The Gasper Law Group, PLLC
What is considered ‘martial debt’ in Colorado?
Generally, all debt that a party incurs before the marriage is considered separate debt,
and all debt incurred after the marriage is considered marital debt. However, there are
many exceptions – for example, usually student loans accumulated during the marriage will
continue to be the sole responsibility of the individual who obtained the education, but not always.
How does the Court divide marital debt if we don’t agree?
As for marital debt, the court will divide it up on an ‘equitable’ basis – that is, what is fair
under the circumstances, and not necessarily equally. This may mean a 50/50 distribution, or often, in some other proportion. Much of the determination of how much each party must pay revolves around what specifically the debt was incurred for, who incurred the debt, and who it
benefitted the most. Generally, if a party is awarded an asset, that party is responsible
for the debt that goes with it.
It is all Marital Debt until the Divorce Decree?

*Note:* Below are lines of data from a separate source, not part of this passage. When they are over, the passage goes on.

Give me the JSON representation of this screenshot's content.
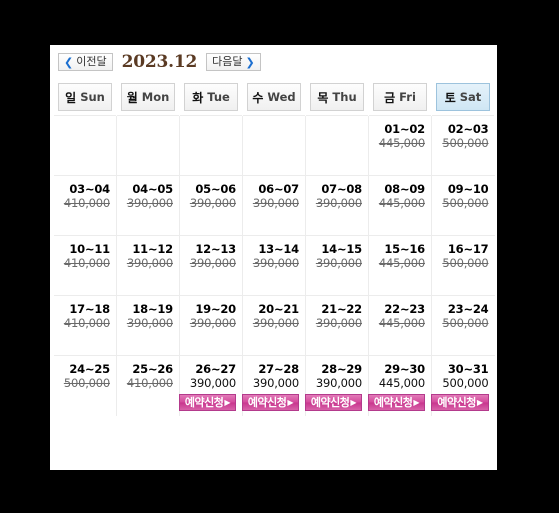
{
  "nav": {
    "prev_label": "이전달",
    "next_label": "다음달",
    "prev_chevron": "❮",
    "next_chevron": "❯",
    "month_title": "2023.12"
  },
  "weekdays": [
    {
      "ko": "일",
      "en": "Sun",
      "highlight": false
    },
    {
      "ko": "월",
      "en": "Mon",
      "highlight": false
    },
    {
      "ko": "화",
      "en": "Tue",
      "highlight": false
    },
    {
      "ko": "수",
      "en": "Wed",
      "highlight": false
    },
    {
      "ko": "목",
      "en": "Thu",
      "highlight": false
    },
    {
      "ko": "금",
      "en": "Fri",
      "highlight": false
    },
    {
      "ko": "토",
      "en": "Sat",
      "highlight": true
    }
  ],
  "book_button": {
    "label": "예약신청",
    "arrow": "▶",
    "color": "#d0479a"
  },
  "weeks": [
    [
      {
        "empty": true
      },
      {
        "empty": true
      },
      {
        "empty": true
      },
      {
        "empty": true
      },
      {
        "empty": true
      },
      {
        "date": "01~02",
        "price": "445,000",
        "sold": true,
        "book": false
      },
      {
        "date": "02~03",
        "price": "500,000",
        "sold": true,
        "book": false
      }
    ],
    [
      {
        "date": "03~04",
        "price": "410,000",
        "sold": true,
        "book": false
      },
      {
        "date": "04~05",
        "price": "390,000",
        "sold": true,
        "book": false
      },
      {
        "date": "05~06",
        "price": "390,000",
        "sold": true,
        "book": false
      },
      {
        "date": "06~07",
        "price": "390,000",
        "sold": true,
        "book": false
      },
      {
        "date": "07~08",
        "price": "390,000",
        "sold": true,
        "book": false
      },
      {
        "date": "08~09",
        "price": "445,000",
        "sold": true,
        "book": false
      },
      {
        "date": "09~10",
        "price": "500,000",
        "sold": true,
        "book": false
      }
    ],
    [
      {
        "date": "10~11",
        "price": "410,000",
        "sold": true,
        "book": false
      },
      {
        "date": "11~12",
        "price": "390,000",
        "sold": true,
        "book": false
      },
      {
        "date": "12~13",
        "price": "390,000",
        "sold": true,
        "book": false
      },
      {
        "date": "13~14",
        "price": "390,000",
        "sold": true,
        "book": false
      },
      {
        "date": "14~15",
        "price": "390,000",
        "sold": true,
        "book": false
      },
      {
        "date": "15~16",
        "price": "445,000",
        "sold": true,
        "book": false
      },
      {
        "date": "16~17",
        "price": "500,000",
        "sold": true,
        "book": false
      }
    ],
    [
      {
        "date": "17~18",
        "price": "410,000",
        "sold": true,
        "book": false
      },
      {
        "date": "18~19",
        "price": "390,000",
        "sold": true,
        "book": false
      },
      {
        "date": "19~20",
        "price": "390,000",
        "sold": true,
        "book": false
      },
      {
        "date": "20~21",
        "price": "390,000",
        "sold": true,
        "book": false
      },
      {
        "date": "21~22",
        "price": "390,000",
        "sold": true,
        "book": false
      },
      {
        "date": "22~23",
        "price": "445,000",
        "sold": true,
        "book": false
      },
      {
        "date": "23~24",
        "price": "500,000",
        "sold": true,
        "book": false
      }
    ],
    [
      {
        "date": "24~25",
        "price": "500,000",
        "sold": true,
        "book": false
      },
      {
        "date": "25~26",
        "price": "410,000",
        "sold": true,
        "book": false
      },
      {
        "date": "26~27",
        "price": "390,000",
        "sold": false,
        "book": true
      },
      {
        "date": "27~28",
        "price": "390,000",
        "sold": false,
        "book": true
      },
      {
        "date": "28~29",
        "price": "390,000",
        "sold": false,
        "book": true
      },
      {
        "date": "29~30",
        "price": "445,000",
        "sold": false,
        "book": true
      },
      {
        "date": "30~31",
        "price": "500,000",
        "sold": false,
        "book": true
      }
    ]
  ]
}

Colorado is different from most states in terms of how debts are treated after the divorce
action is filed. Most states provide that marital debt does not accumulate after the
divorce has been filed. Colorado, however, provides that all debt accumulated until the
Decree of Dissolution enters (which typically happens at the end of the case) is still
marital debt, even if the parties have physically separated. Additionally, because
Colorado is a no-fault divorce state, the Court will not allocate debt based on marital
misconduct of either of the parties. However, economic fault may be considered in
dividing up debt. For example, if while the divorce is pending, one of the parties has run
up credit card bills without the permission of the other party, the court could potentially allocate 100% of that debt to the party that incurred the debt. However, if the case is not clear cut, the
court can still decline such treatment and order that each party is responsible for half of
the debt (this may be the case if the debt was used for reasonable family support &
Once a divorce action is filed, a mandatory “temporary injunction” is put into place. This
states that neither party may dispose of, encumber, or transfer marital assets without
permission from the other party or court order. In other words, neither party should use
marital funds for anything other than reasonable living expenses.
While the divorce is pending, there may be disagreement as to who pays what debts. If
the parties cannot agree, they can request a temporary orders hearing where the Judge
will decide who pays for what debts while the case is pending.
Who Is Responsible?
Often times it is either impracticable or impossible to liquidate all the marital assets in
order to pay off debt. Thus, when deciding which party to allocate marital debt to, the
court will consider each party’s financial situation, in an attempt to allocate the unpaid
debt in a manner such that each person can move towards financial independence from
the other. Frequently this means that the higher earning spouse will get more of the
debt, but in turn the chances of alimony or spousal support being paid to the other
spouse will decrease. Also, the court will take into account who is the recipient of any
assets secured by a loan (for example, a residence with a mortgage).
Coming to an Agreement
When possible, the parties are encouraged to agree upon allocation of the debt, as there
are a number of protective provisions that can be incorporated whereas if the parties had
gone to hearing, the court does not have jurisdiction to enter the same relief. For
example, a divorcing couple has a joint Visa credit card debt. The parties agree that the
husband is responsible for the Visa credit card. Generally, credit card companies will not
remove the other spouse’s name from the liability until it has been paid off in full. If the
husband defaults on the credit card, the creditors can still come after the wife for
payment of the balance, regardless of what the divorce paperwork states.
However, you can protect yourself by ensuring that there is indemnification language in
any separation agreement that allows you to request reimbursement from the party
who is to pay his or her share of the debt.